O Algarismo e o Número
«(…) Quando o rei Fernando cumpriu dezoito anos,
a rainha Berenguela considerou chegado o momento de lhe procurar esposa. Numa
assembleia de conselheiros celebrada no palácio real de Burgos, a rainha
anunciou os seus planos. O meu filho, o soberano de Castela, já é um homem. E
todo o homem precisa de uma esposa a seu lado; assim o diz a lei de Deus. Se
esse homem, além do mais, é um rei, a sua obrigação é procurar descendência
para que a sua linhagem se perpetue e proporcionar ao reino um herdeiro. Vós,
nobres ricos-homens de Castela, jurastes fidelidade ao meu filho Fernando e
lealdade à coroa que encarna. Chegou a altura de que o rei de Castela procure
uma esposa com que ter descendência e proporcionar a Castela o seu ansiado
sucessor. Os ricos-homens congregados na cúria real de Burgos assistiam calados
e atentos à prédica de dona Berenguela; de vez em quando, um ou outro concordava
com ligeiros acenos de cabeça com as palavras da rainha-mãe. Já haveis pensado
em alguma candidata para futura rainha de Castela, Senhora?, perguntou Maurício,
o bispo de Burgos.
Creio ter encontrado a candidata ideal, Sua
majestade deve casar com uma princesa de sangue real, mas não pode ter relações
de parentesco com ela, pois, e eu sei muito bem do que falo, um casamento desse
tipo poderia ser anulado pelo papa. A candidata que elegi é a princesa Beatriz
da Suávia, a filha do imperador Filipe. O seu primo e custódio, o actual imperador
Frederico, está de acordo com o casamento. Haverá que ir buscar a noiva, supôs o
bispo Maurício. Com efeito, senhor bispo. E para tal, pensei no homem adequado.

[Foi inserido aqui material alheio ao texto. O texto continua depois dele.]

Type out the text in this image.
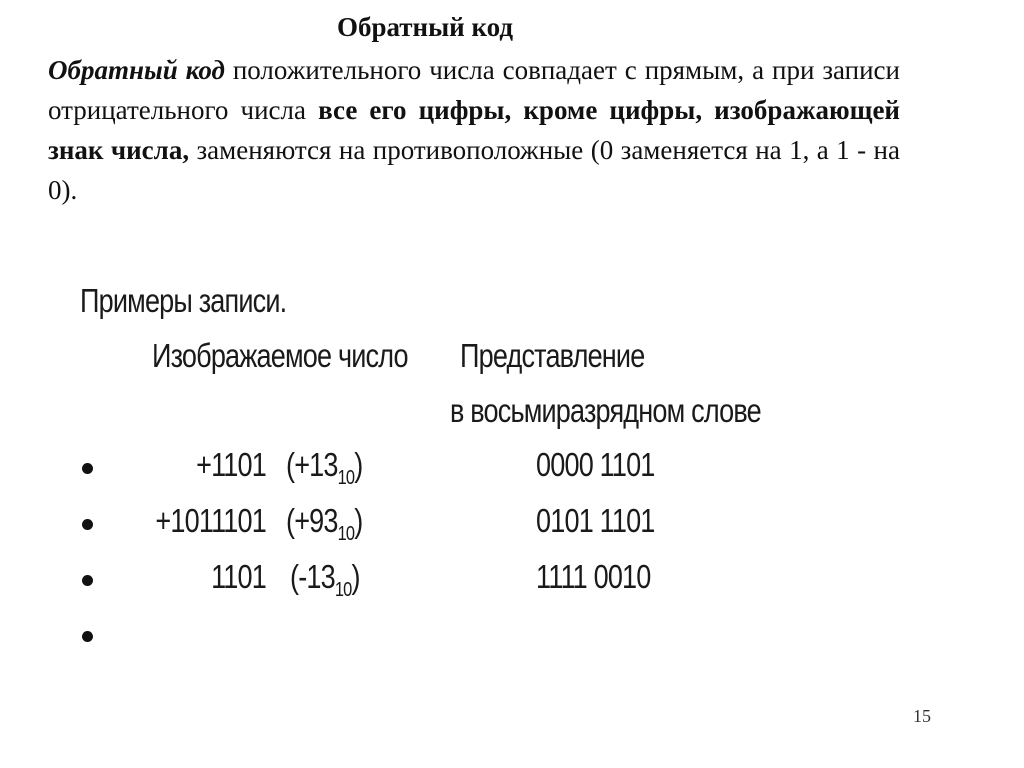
Обратный код
Обратный код положительного числа совпадает с прямым, а при записи отрицательного числа все его цифры, кроме цифры, изображающей знак числа, заменяются на противоположные (0 заменяется на 1, а 1 - на 0).
Примеры записи.
Изображаемое число Представление
в восьмиразрядном слове
+1101 $(+13_{10})$	0000 1101
+1011101 $(+93_{10})$	0101 1101
1101 $(-13_{10})$	1111 0010
15
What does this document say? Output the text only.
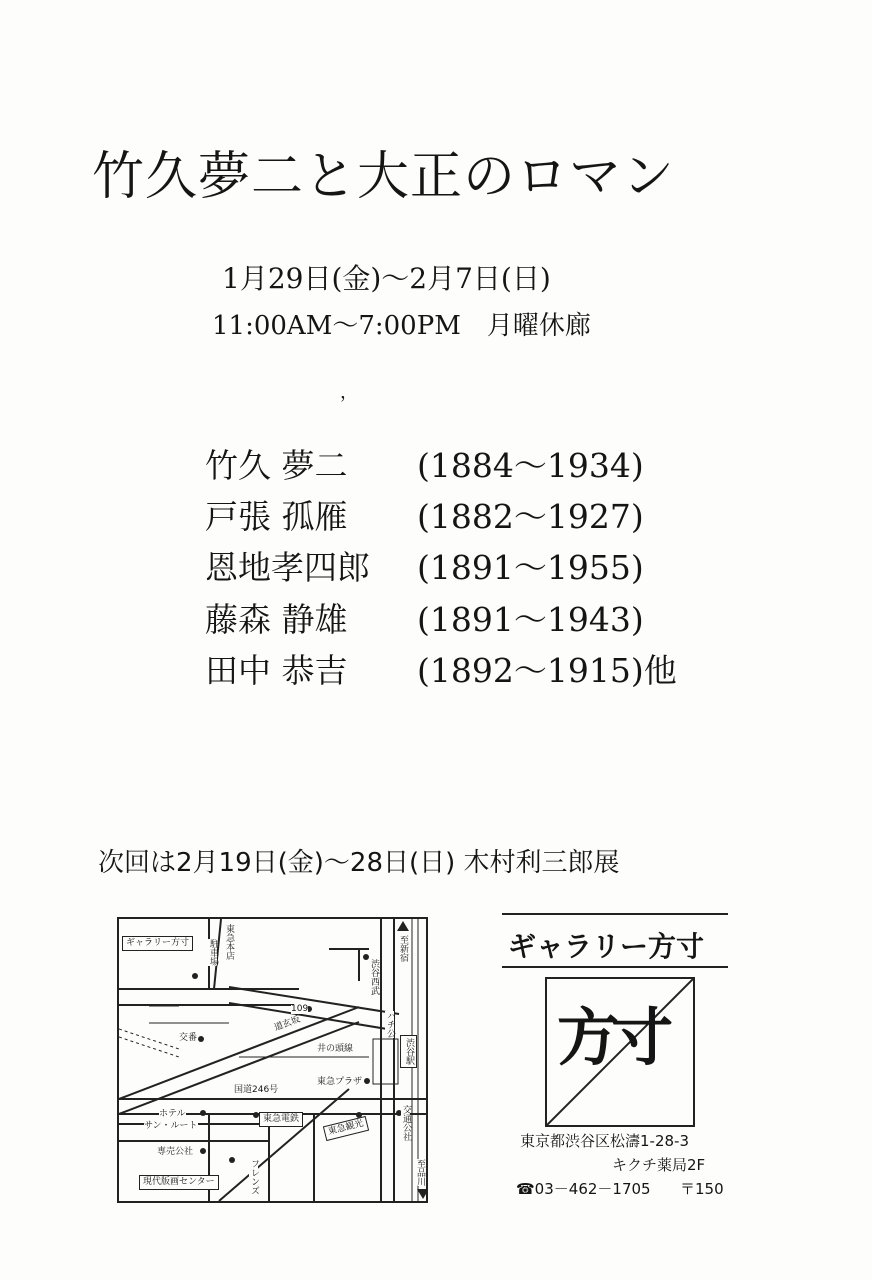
竹久夢二と大正のロマン
1月29日(金)～2月7日(日)
11:00AM～7:00PM　月曜休廊
，
竹久 夢二 (1884～1934)
戸張 孤雁 (1882～1927)
恩地孝四郎 (1891～1955)
藤森 静雄 (1891～1943)
田中 恭吉 (1892～1915)他
次回は2月19日(金)～28日(日) 木村利三郎展
ギャラリー方寸	東急本店
駐車場	至新宿
渋谷西武
109
交番
道玄坂
井の頭線
ハチ公
渋谷駅
国道246号
東急プラザ
ホテル
サン・ルート
東急電鉄	東急観光	交通公社
専売公社
フレンズ
現代版画センター	至品川
ギャラリー方寸
方寸
東京都渋谷区松濤1-28-3
キクチ薬局2F
☎03－462－1705 〒150
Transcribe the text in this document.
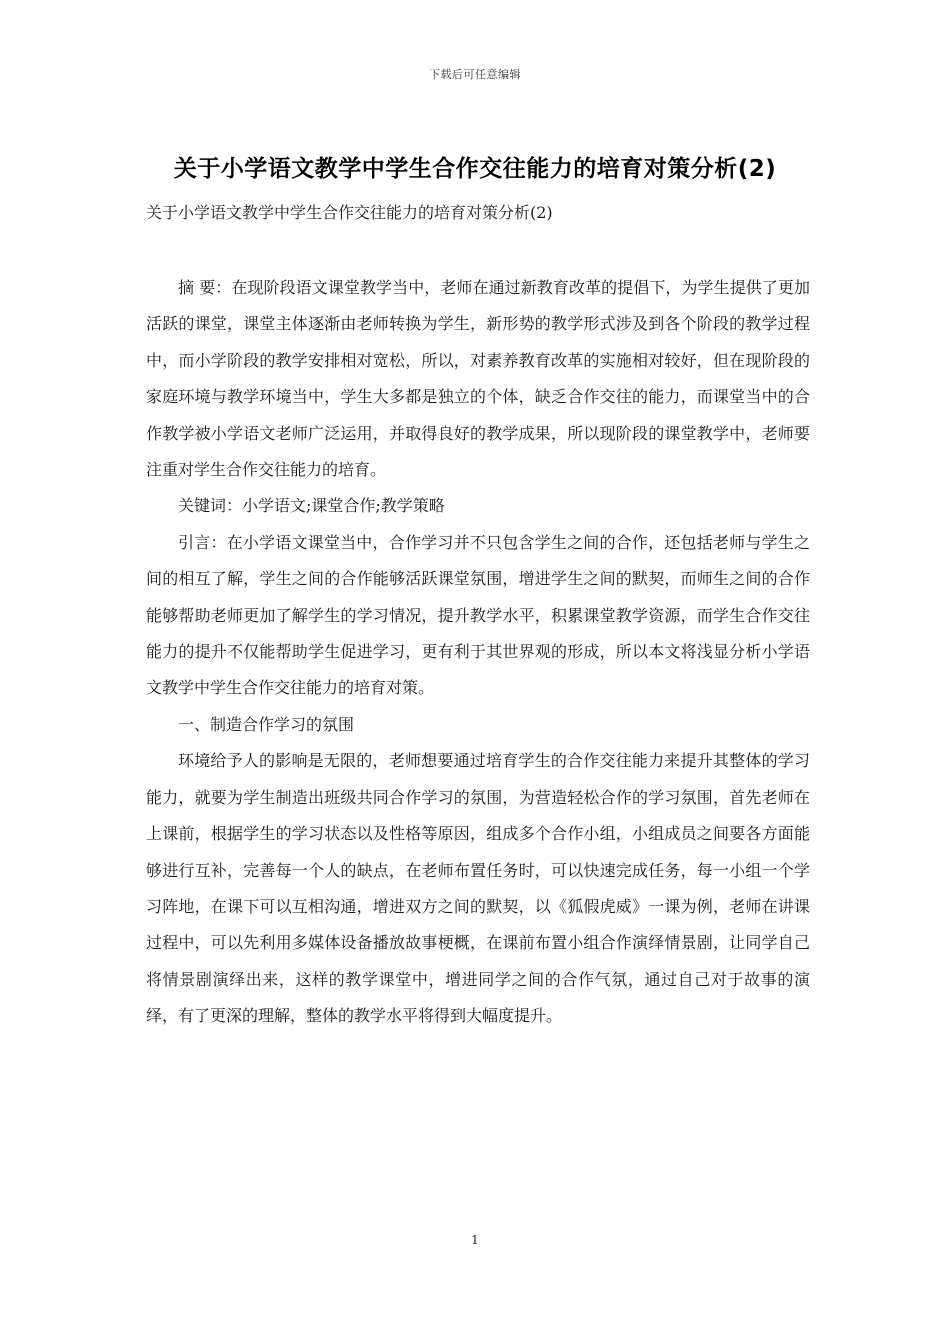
下载后可任意编辑
关于小学语文教学中学生合作交往能力的培育对策分析(2)
关于小学语文教学中学生合作交往能力的培育对策分析(2)

摘 要：在现阶段语文课堂教学当中，老师在通过新教育改革的提倡下，为学生提供了更加活跃的课堂，课堂主体逐渐由老师转换为学生，新形势的教学形式涉及到各个阶段的教学过程中，而小学阶段的教学安排相对宽松，所以，对素养教育改革的实施相对较好，但在现阶段的家庭环境与教学环境当中，学生大多都是独立的个体，缺乏合作交往的能力，而课堂当中的合作教学被小学语文老师广泛运用，并取得良好的教学成果，所以现阶段的课堂教学中，老师要注重对学生合作交往能力的培育。

关键词：小学语文;课堂合作;教学策略

引言：在小学语文课堂当中，合作学习并不只包含学生之间的合作，还包括老师与学生之间的相互了解，学生之间的合作能够活跃课堂氛围，增进学生之间的默契，而师生之间的合作能够帮助老师更加了解学生的学习情况，提升教学水平，积累课堂教学资源，而学生合作交往能力的提升不仅能帮助学生促进学习，更有利于其世界观的形成，所以本文将浅显分析小学语文教学中学生合作交往能力的培育对策。

一、制造合作学习的氛围

环境给予人的影响是无限的，老师想要通过培育学生的合作交往能力来提升其整体的学习能力，就要为学生制造出班级共同合作学习的氛围，为营造轻松合作的学习氛围，首先老师在上课前，根据学生的学习状态以及性格等原因，组成多个合作小组，小组成员之间要各方面能够进行互补，完善每一个人的缺点，在老师布置任务时，可以快速完成任务，每一小组一个学习阵地，在课下可以互相沟通，增进双方之间的默契，以《狐假虎威》一课为例，老师在讲课过程中，可以先利用多媒体设备播放故事梗概，在课前布置小组合作演绎情景剧，让同学自己将情景剧演绎出来，这样的教学课堂中，增进同学之间的合作气氛，通过自己对于故事的演绎，有了更深的理解，整体的教学水平将得到大幅度提升。

1
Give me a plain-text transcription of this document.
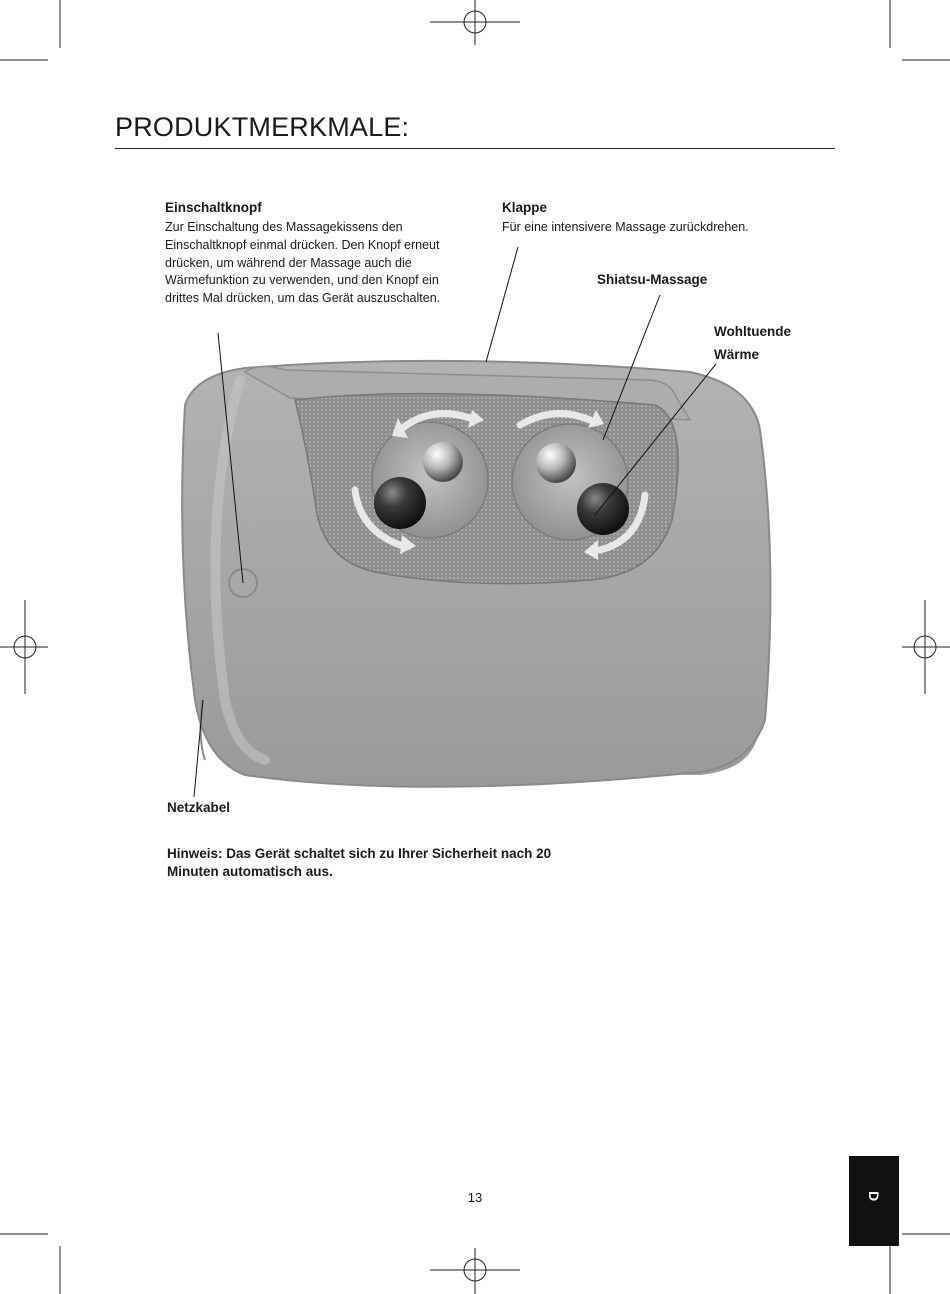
PRODUKTMERKMALE:
Einschaltknopf
Zur Einschaltung des Massagekissens den Einschaltknopf einmal drücken. Den Knopf erneut drücken, um während der Massage auch die Wärmefunktion zu verwenden, und den Knopf ein drittes Mal drücken, um das Gerät auszuschalten.
Klappe
Für eine intensivere Massage zurückdrehen.
Shiatsu-Massage
Wohltuende Wärme
Netzkabel
Hinweis: Das Gerät schaltet sich zu Ihrer Sicherheit nach 20 Minuten automatisch aus.
13	D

De quem se trata? De vós, bispo Maurício. Vós haveis estudado em França, viajado
pela França e pela Alemanha, e conheceis o imperador. Sois um homem equâmine e
um ministro de Deus. Além disso, como bispo de Burgos, corresponder-vos-á o
privilégio de celebrar o casamento. Não vos parece, Senhores? Os nobres
e cidadãos assistentes à cúria concordaram de imediato. Mas, Senhora, eu...,
bem, farei o que ordenais. Nesse caso, preparai a vossa viagem. Quando passar
este cru Inverno, partireis para a Alemanha. Entretanto, escreveremos ao
imperador Frederico para que disponha o necessário e guarde a prima com a
diligência que o tutor da futura rainha de Espanha o deve fazer.
Henrique de Ruão
ingressou na escola catedralícia de Chartres pouco tempo antes de cumprir os
nove anos. Os bispos de Chartres haviam conseguido que a sua escola tivesse
tanto prestígio como o que tinham alcançado as universidades que já funcionavam
em algumas cidades europeias. Acorriam à escola de Chartres estudantes ávidos
de conhecer disciplinas que só ali dispunham dos mestres adequados. Na escola
estavam orgulhosos dos seus mestres, sobretudo de Bernardo, um dos fundadores,
que tinha criado uma frase que os alunos aprendiam de memória no primeiro dia
da sua aprendizagem: nós, os homens modernos, somos apenas anões sobre os
ombros de gigantes. Esta frase resumia melhor, que nenhuma outra, o espírito
docente da escola. Significava que, para compreender o homem e o mundo, era
necessário apoiar-se nos ensinamentos dos grandes sábios, sobretudo dos antigos.
E entre eles, o mais reconhecido e estudado era o filósofo grego Platão, e o
texto oficial da escola catedralícia era a sua obra Timeo. Nesse livro, o
filósofo ateniense sustentava que o mundo fora criado a partir da geometria e
do poder do número, e não pela luz. Os alunos de Chartres aprendiam que a
última realidade, e portanto a mais perfeita, da criação eram os números
matemáticos e, em consequência, as formas geométricas que estes sugeriam; o
homem apenas via as sombras da verdadeira realidade. Toda a natureza derivava
de combinações numéricas e tudo era, em suma, geometria». In
José Luís Corral, O Número de Deus, 2004, O Segredo das Catedrais Góticas,
Planeta Editora, Lisboa, 2006, ISBN 972-731-185-7.